I am eternally grateful for the experience that SAP has provided me, as it has instilled in me enhanced social confidence in my professional and personal dealings and led me to fully realize how rich of an impact I and other individuals on the autism spectrum can have intellectually and emotionally on not only a global business, but also other people.
It is my hope and dream that others on the autism spectrum can experience these same rewards and that neurodiversity evolves from “market inefficiency” to the “norm” in corporate America.
About the Author
Michael was born in Phoenixville, PA. He is an alumnus of Ursinus College, where he graduated with a Bachelor’s Degree in math and physics, and is now employed at SAP as a Sales Operations Process Management Specialist. Here, he applies his analytical skills to produce data analysis to help guide the difficult, but necessary financial and sales decisions made at an executive level by SAP. In my spare time, he works with his father, providing business and technology insights that have helped to shape the vision and direction of his ever-evolving physician-focused financial education business.

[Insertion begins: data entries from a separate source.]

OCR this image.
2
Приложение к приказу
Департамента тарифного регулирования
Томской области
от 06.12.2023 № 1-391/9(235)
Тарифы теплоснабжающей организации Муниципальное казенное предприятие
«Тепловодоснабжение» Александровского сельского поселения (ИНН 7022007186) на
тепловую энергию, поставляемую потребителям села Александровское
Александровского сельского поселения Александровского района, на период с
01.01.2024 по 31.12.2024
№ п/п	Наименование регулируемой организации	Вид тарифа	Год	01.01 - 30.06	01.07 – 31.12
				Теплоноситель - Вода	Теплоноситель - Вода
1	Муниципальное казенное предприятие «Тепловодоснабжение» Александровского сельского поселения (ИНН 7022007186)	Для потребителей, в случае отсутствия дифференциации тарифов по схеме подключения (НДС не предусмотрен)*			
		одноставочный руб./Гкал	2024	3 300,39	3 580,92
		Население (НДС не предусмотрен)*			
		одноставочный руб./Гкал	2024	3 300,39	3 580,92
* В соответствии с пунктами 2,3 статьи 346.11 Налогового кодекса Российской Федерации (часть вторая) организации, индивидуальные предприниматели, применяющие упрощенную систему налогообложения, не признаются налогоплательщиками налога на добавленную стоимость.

Michael is a member of SAP’s Autism at Work program and active in his community. He has had the honor of sharing his story on various panels, from the PA Disability Employment Summit to the Philadelphia Eagles Autism Challenge and SAP Select at SAPPHIRE NOW.
In addition to his civic pursuits, Michael maintains a strong passion for exercise, reading, and his beloved Philadelphia Eagles. He currently resides in the Greater Philadelphia Area.